#!/usr/bin/env python
# coding: utf-8

# A few weeks ago, the R community went through some handwringing about plotting packages.
# For outsiders (like me) the details aren't that important, but some brief background might be useful so we can transfer the takeaways to Python.
# The competing systems are "base R", which is the plotting system built into the language, and ggplot2, Hadley Wickham's implemntation of the grammar of graphics.
# For those interested in more details, checkout
# 
# - http://simplystatistics.org/2016/02/11/why-i-dont-use-ggplot2/
# - http://varianceexplained.org/r/why-I-use-ggplot2/
# - http://flowingdata.com/2016/03/22/comparing-ggplot2-and-r-base-graphics/
# 
# The most important takeaways, are that
# 
# 1. Either system is capable of producing anything the other can
# 2. ggplot is usually better for exploratory analysis
# 
# Item 2 is not universally agreed upon, and it certainly isn't true for every type of chart, but I'm going to use it as fact for now.
# 
# I'm not foolish enough to attempt a formal analogy here, like matplotlib is python's base R.
# But there's at least a rough comparison:
# like ggplot2, the combination of pandas and seaborn allows for fast iteration and exploration.
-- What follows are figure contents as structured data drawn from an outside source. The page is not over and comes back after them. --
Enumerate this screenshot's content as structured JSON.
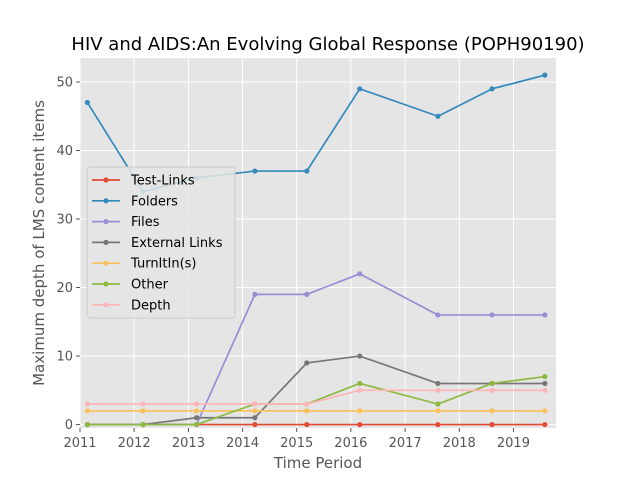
{
  "chart_data": {
    "type": "line",
    "title": "HIV and AIDS:An Evolving Global Response (POPH90190)",
    "xlabel": "Time Period",
    "ylabel": "Maximum depth of LMS content items",
    "xlim": [
      "2011-01-01",
      "2019-10-15"
    ],
    "ylim": [
      -0.5,
      53.5
    ],
    "x_ticks": [
      "2011",
      "2012",
      "2013",
      "2014",
      "2015",
      "2016",
      "2017",
      "2018",
      "2019"
    ],
    "y_ticks": [
      0,
      10,
      20,
      30,
      40,
      50
    ],
    "grid": true,
    "legend_position": "center-left",
    "x": [
      "2011-02-20",
      "2012-03-01",
      "2013-02-25",
      "2014-03-25",
      "2015-03-10",
      "2016-03-01",
      "2017-08-10",
      "2018-08-10",
      "2019-08-01"
    ],
    "series": [
      {
        "name": "Test-Links",
        "color": "#E24A33",
        "values": [
          0,
          0,
          0,
          0,
          0,
          0,
          0,
          0,
          0
        ]
      },
      {
        "name": "Folders",
        "color": "#348ABD",
        "values": [
          47,
          34,
          36,
          37,
          37,
          49,
          45,
          49,
          51
        ]
      },
      {
        "name": "Files",
        "color": "#988ED5",
        "values": [
          0,
          0,
          0,
          19,
          19,
          22,
          16,
          16,
          16
        ]
      },
      {
        "name": "External Links",
        "color": "#777777",
        "values": [
          0,
          0,
          1,
          1,
          9,
          10,
          6,
          6,
          6
        ]
      },
      {
        "name": "TurnItIn(s)",
        "color": "#FBC15E",
        "values": [
          2,
          2,
          2,
          2,
          2,
          2,
          2,
          2,
          2
        ]
      },
      {
        "name": "Other",
        "color": "#8EBA42",
        "values": [
          0,
          0,
          0,
          3,
          3,
          6,
          3,
          6,
          7
        ]
      },
      {
        "name": "Depth",
        "color": "#FFB5B8",
        "values": [
          3,
          3,
          3,
          3,
          3,
          5,
          5,
          5,
          5
        ]
      }
    ]
  }
}
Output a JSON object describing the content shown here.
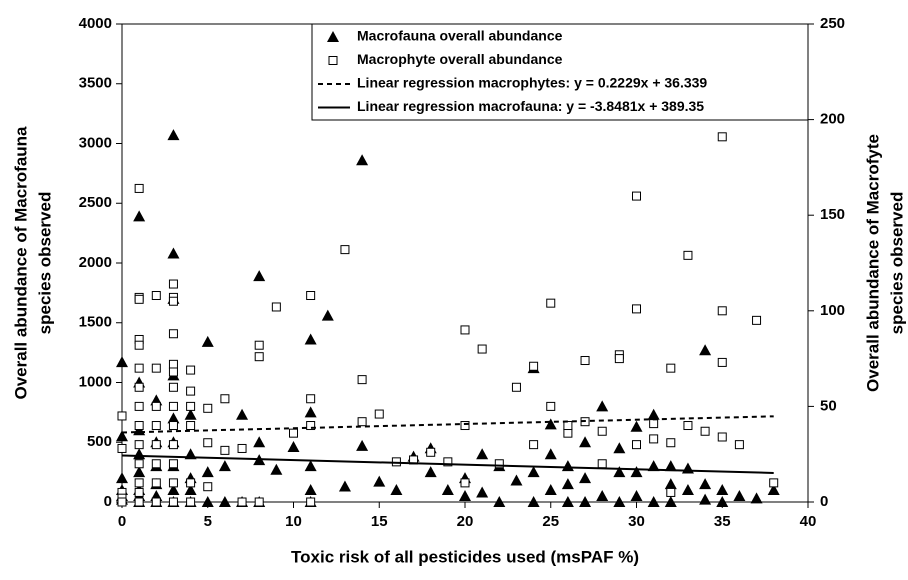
{
  "chart_data": {
    "type": "scatter",
    "xlabel": "Toxic risk of all pesticides used (msPAF %)",
    "ylabel": [
      "Overall abundance of Macrofauna",
      "species observed"
    ],
    "y2label": [
      "Overall abundance of Macrofyte",
      "species observed"
    ],
    "xlim": [
      0,
      40
    ],
    "xticks": [
      0,
      5,
      10,
      15,
      20,
      25,
      30,
      35,
      40
    ],
    "ylim": [
      0,
      4000
    ],
    "yticks": [
      0,
      500,
      1000,
      1500,
      2000,
      2500,
      3000,
      3500,
      4000
    ],
    "y2lim": [
      0,
      250
    ],
    "y2ticks": [
      0,
      50,
      100,
      150,
      200,
      250
    ],
    "grid": false,
    "legend": "top-right",
    "series": [
      {
        "name": "Macrofauna overall abundance",
        "marker": "triangle",
        "color": "#000000",
        "x": [
          0,
          0,
          0,
          0,
          0,
          0,
          1,
          1,
          1,
          1,
          1,
          1,
          1,
          1,
          2,
          2,
          2,
          2,
          2,
          2,
          3,
          3,
          3,
          3,
          3,
          3,
          3,
          3,
          3,
          4,
          4,
          4,
          4,
          4,
          5,
          5,
          5,
          6,
          6,
          7,
          7,
          8,
          8,
          8,
          8,
          9,
          10,
          11,
          11,
          11,
          11,
          11,
          12,
          13,
          14,
          14,
          15,
          16,
          17,
          18,
          18,
          19,
          20,
          20,
          21,
          21,
          22,
          22,
          23,
          24,
          24,
          24,
          25,
          25,
          25,
          26,
          26,
          26,
          27,
          27,
          27,
          28,
          28,
          29,
          29,
          29,
          30,
          30,
          30,
          31,
          31,
          31,
          32,
          32,
          32,
          33,
          33,
          34,
          34,
          34,
          35,
          35,
          36,
          37,
          38
        ],
        "values": [
          1170,
          550,
          200,
          100,
          50,
          20,
          2390,
          1000,
          600,
          400,
          250,
          100,
          50,
          0,
          850,
          500,
          300,
          150,
          50,
          0,
          3070,
          2080,
          1700,
          1060,
          700,
          500,
          300,
          100,
          0,
          730,
          400,
          200,
          100,
          0,
          1340,
          250,
          0,
          300,
          0,
          730,
          0,
          1890,
          500,
          350,
          0,
          270,
          460,
          1360,
          750,
          300,
          100,
          0,
          1560,
          130,
          2860,
          470,
          170,
          100,
          380,
          450,
          250,
          100,
          200,
          50,
          400,
          80,
          300,
          0,
          180,
          1120,
          250,
          0,
          650,
          400,
          100,
          300,
          150,
          0,
          500,
          200,
          0,
          800,
          50,
          450,
          250,
          0,
          630,
          250,
          50,
          730,
          300,
          0,
          300,
          150,
          0,
          280,
          100,
          1270,
          150,
          20,
          100,
          0,
          50,
          30,
          100
        ]
      },
      {
        "name": "Macrophyte overall abundance",
        "marker": "square",
        "color": "#000000",
        "axis": "y2",
        "x": [
          0,
          0,
          0,
          0,
          0,
          1,
          1,
          1,
          1,
          1,
          1,
          1,
          1,
          1,
          1,
          1,
          1,
          1,
          1,
          2,
          2,
          2,
          2,
          2,
          2,
          2,
          2,
          3,
          3,
          3,
          3,
          3,
          3,
          3,
          3,
          3,
          3,
          3,
          3,
          3,
          4,
          4,
          4,
          4,
          4,
          4,
          5,
          5,
          5,
          6,
          6,
          7,
          7,
          8,
          8,
          8,
          9,
          10,
          11,
          11,
          11,
          11,
          13,
          14,
          14,
          15,
          16,
          17,
          18,
          19,
          20,
          20,
          20,
          21,
          22,
          23,
          24,
          24,
          25,
          25,
          26,
          26,
          27,
          27,
          28,
          28,
          29,
          29,
          30,
          30,
          30,
          31,
          31,
          32,
          32,
          32,
          33,
          33,
          34,
          35,
          35,
          35,
          35,
          36,
          37,
          38
        ],
        "values": [
          45,
          28,
          5,
          2,
          0,
          164,
          107,
          106,
          85,
          82,
          70,
          60,
          50,
          40,
          30,
          20,
          10,
          5,
          0,
          108,
          70,
          50,
          40,
          30,
          20,
          10,
          0,
          114,
          107,
          105,
          88,
          72,
          68,
          60,
          50,
          40,
          30,
          20,
          10,
          0,
          69,
          58,
          50,
          40,
          10,
          0,
          49,
          31,
          8,
          54,
          27,
          28,
          0,
          82,
          76,
          0,
          102,
          36,
          108,
          54,
          40,
          0,
          132,
          64,
          42,
          46,
          21,
          22,
          26,
          21,
          90,
          40,
          10,
          80,
          20,
          60,
          71,
          30,
          104,
          50,
          36,
          40,
          74,
          42,
          37,
          20,
          77,
          75,
          160,
          101,
          30,
          41,
          33,
          70,
          31,
          5,
          129,
          40,
          37,
          191,
          100,
          73,
          34,
          30,
          95,
          10
        ]
      },
      {
        "name": "Linear regression macrophytes:  y = 0.2229x + 36.339",
        "kind": "line",
        "dash": true,
        "color": "#000000",
        "axis": "y2",
        "x": [
          0,
          38
        ],
        "values": [
          36.339,
          44.81
        ]
      },
      {
        "name": "Linear regression macrofauna: y = -3.8481x + 389.35",
        "kind": "line",
        "dash": false,
        "color": "#000000",
        "x": [
          0,
          38
        ],
        "values": [
          389.35,
          243.12
        ]
      }
    ]
  }
}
You can quickly explore a dataset and transformations of that dataset.
# When you need to, you can "drop down" into matplotlib for further refinement.

# # Overview
# 
# Here's a brief sketch of the plotting landscape as of April 2016.
# For some reason, plotting tools feel a bit more personal than other parts of this series so far, so I feel the need to blanket this who discussion in a cavet: this is my personal take, shaped by my personal background and tastes, on how to handle plotting in Python.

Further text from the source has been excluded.